全世界が注目したトランプ米大統領の訪中は、習近平国家主席ら中国側の「熱烈歓迎」と、それを喜ぶトランプら訪問団という心温まる演出でスタートした。しかし、関係は次第にぎくしゃくする。

両国の不和・不信を象徴する興味深い話題が2つあった。1つ目は、トランプ訪中団に同行したイーロン・マスクのX(旧ツイッター)への投稿と返信。2つ目はトランプ訪中団が帰国便への搭乗直前、中国側からの贈答品を全て廃棄した件だ。
 

まずマスクの件。フォロワー数約223万人の国外在住中国人インフルエンサー「李老師不是你老師」(李先生はあなたの先生ではない)がXに「マスクが幼い息子に中国の伝統衣装を着せた」と投稿すると、マスク本人が中国語で「私の息子は普通話(標準中国語)を勉強中」と返信した。

「米中友好の象徴」「アメリカ人の中国重視」だと、中国官製メディアは即座に飛び付いた。だが、マスクが返信した「李老師不是你老師」が海外の中国反体制派の代表格であることが分かると、一転して記事を削除しSNSで「話題封鎖」を始めた。中国政府は自由な情報流入に極めて神経質で、超VIPであるマスクの「友好アピール」も、容赦なく遮断する。

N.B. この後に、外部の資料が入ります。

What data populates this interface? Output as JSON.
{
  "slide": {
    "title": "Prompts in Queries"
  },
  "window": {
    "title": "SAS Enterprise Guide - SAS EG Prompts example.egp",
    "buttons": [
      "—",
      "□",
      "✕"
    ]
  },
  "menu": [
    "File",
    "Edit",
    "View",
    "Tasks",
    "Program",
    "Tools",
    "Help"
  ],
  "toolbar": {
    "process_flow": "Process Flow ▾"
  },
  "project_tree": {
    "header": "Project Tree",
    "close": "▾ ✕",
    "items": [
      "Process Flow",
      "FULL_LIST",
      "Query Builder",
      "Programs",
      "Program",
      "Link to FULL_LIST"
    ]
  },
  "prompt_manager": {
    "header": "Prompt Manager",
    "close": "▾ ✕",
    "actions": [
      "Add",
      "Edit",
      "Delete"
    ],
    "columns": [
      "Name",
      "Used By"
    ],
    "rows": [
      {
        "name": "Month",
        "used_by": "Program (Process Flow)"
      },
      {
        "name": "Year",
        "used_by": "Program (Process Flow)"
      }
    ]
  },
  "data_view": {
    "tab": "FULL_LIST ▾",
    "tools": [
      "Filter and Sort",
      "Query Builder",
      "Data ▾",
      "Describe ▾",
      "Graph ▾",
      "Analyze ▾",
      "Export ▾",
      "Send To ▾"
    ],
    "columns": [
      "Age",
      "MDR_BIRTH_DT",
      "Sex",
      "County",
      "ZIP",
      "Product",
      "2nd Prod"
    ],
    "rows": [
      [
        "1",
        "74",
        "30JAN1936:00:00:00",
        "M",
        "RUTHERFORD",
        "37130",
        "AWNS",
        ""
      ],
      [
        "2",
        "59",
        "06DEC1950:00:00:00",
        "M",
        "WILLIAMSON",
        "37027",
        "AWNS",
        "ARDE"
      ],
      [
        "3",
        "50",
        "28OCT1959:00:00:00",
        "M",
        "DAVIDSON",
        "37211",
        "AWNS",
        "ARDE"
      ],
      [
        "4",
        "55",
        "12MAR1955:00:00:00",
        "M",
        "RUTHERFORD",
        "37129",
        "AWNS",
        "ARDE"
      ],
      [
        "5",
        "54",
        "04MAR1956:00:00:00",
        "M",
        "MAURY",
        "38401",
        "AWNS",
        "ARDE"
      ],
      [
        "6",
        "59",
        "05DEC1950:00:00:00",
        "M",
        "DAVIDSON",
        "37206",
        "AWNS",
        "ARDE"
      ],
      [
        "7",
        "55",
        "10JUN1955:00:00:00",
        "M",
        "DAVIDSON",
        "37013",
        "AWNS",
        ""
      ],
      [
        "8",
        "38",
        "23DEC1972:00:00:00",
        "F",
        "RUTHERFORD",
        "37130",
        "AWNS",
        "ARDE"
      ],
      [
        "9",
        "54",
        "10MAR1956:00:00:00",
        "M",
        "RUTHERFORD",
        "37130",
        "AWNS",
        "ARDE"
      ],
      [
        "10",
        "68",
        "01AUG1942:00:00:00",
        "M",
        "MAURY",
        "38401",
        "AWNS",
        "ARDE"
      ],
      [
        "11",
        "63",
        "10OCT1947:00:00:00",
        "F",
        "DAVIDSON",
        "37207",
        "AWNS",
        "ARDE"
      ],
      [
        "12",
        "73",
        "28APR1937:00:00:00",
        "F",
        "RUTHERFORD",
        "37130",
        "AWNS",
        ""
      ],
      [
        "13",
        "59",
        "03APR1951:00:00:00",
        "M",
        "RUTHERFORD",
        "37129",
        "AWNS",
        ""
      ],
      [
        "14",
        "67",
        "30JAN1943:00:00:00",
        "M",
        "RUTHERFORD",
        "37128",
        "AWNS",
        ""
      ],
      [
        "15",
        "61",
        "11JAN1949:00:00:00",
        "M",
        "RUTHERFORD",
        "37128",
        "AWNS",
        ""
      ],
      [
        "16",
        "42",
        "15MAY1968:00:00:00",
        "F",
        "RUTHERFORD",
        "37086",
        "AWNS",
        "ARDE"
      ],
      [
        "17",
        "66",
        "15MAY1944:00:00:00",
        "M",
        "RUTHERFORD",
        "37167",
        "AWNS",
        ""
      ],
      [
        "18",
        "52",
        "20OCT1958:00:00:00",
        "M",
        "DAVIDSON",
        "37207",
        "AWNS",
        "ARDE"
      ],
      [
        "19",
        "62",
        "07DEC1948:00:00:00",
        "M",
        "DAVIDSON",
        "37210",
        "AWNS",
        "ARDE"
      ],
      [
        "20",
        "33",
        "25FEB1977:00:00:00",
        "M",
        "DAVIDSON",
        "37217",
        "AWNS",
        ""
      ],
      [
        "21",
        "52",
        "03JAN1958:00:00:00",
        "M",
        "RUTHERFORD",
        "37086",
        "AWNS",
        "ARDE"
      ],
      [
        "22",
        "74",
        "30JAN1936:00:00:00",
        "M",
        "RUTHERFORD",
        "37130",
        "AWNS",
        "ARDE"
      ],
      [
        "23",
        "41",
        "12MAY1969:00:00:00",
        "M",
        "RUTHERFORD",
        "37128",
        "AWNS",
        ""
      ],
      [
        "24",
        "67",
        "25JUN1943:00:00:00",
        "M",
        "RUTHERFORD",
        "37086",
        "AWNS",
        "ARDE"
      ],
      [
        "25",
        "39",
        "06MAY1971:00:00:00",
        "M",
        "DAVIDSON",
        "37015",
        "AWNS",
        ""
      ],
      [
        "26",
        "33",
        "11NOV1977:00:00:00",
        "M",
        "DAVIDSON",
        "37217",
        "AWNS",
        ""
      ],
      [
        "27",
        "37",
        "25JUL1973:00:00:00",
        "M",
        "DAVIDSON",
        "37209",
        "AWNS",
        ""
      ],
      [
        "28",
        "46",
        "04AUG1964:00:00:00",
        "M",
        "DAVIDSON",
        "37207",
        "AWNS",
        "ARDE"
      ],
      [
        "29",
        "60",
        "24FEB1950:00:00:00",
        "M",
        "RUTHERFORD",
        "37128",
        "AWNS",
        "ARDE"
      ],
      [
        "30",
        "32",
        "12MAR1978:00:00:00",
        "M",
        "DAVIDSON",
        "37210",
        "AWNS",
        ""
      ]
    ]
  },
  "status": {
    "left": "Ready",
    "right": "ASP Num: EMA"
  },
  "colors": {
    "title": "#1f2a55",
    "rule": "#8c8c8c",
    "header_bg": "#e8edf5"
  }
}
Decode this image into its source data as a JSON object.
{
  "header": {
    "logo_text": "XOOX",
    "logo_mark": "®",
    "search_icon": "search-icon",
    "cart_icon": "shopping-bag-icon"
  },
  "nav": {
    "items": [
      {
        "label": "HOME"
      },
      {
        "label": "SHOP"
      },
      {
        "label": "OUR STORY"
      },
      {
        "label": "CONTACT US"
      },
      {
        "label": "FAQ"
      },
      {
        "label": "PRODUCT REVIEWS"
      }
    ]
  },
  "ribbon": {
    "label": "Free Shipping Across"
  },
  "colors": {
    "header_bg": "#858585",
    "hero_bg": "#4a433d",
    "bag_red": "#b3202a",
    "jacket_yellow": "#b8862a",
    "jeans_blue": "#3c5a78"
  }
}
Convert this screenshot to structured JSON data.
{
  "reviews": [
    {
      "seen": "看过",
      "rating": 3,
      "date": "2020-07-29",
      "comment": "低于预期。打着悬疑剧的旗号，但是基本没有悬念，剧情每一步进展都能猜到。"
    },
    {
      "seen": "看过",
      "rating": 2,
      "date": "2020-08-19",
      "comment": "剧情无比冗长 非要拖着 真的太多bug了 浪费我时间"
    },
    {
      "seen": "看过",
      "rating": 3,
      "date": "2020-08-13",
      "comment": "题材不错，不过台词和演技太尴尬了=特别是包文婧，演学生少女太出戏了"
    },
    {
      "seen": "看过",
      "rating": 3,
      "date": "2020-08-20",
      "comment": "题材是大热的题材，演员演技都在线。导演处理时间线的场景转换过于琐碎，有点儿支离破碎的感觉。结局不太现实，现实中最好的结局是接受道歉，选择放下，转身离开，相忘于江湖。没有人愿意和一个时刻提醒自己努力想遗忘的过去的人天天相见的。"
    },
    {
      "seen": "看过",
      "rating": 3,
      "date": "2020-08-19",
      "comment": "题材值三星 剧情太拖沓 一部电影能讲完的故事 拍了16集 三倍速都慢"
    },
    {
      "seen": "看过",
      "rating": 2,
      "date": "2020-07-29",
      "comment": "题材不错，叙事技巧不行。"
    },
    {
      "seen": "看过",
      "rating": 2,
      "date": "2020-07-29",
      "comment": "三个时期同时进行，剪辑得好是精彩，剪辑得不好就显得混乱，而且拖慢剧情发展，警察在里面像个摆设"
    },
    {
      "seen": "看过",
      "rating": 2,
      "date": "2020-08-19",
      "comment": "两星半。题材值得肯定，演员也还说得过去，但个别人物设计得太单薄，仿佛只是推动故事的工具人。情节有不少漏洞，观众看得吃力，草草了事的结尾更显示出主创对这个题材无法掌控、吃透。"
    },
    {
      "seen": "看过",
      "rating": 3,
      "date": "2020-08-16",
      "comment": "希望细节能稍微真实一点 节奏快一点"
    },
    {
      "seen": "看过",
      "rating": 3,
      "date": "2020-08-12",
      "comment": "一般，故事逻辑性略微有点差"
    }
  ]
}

一方、ホスト国の中国側はトランプ訪中団を招いて人民大会堂で最高級の晩餐会を開き、中国文化を象徴する精巧な贈り物や記念章を用意した。しかし、一行は帰国便に搭乗する直前、中国側から贈られた出入証、代表団バッジ、さらに訪中期間中のみ使用した臨時携帯電話をゴミ箱に破棄した。アメリカの安全保障部門は、中国の「お土産」に仕込まれ得るスパイ機器に根深い不信感を抱いている。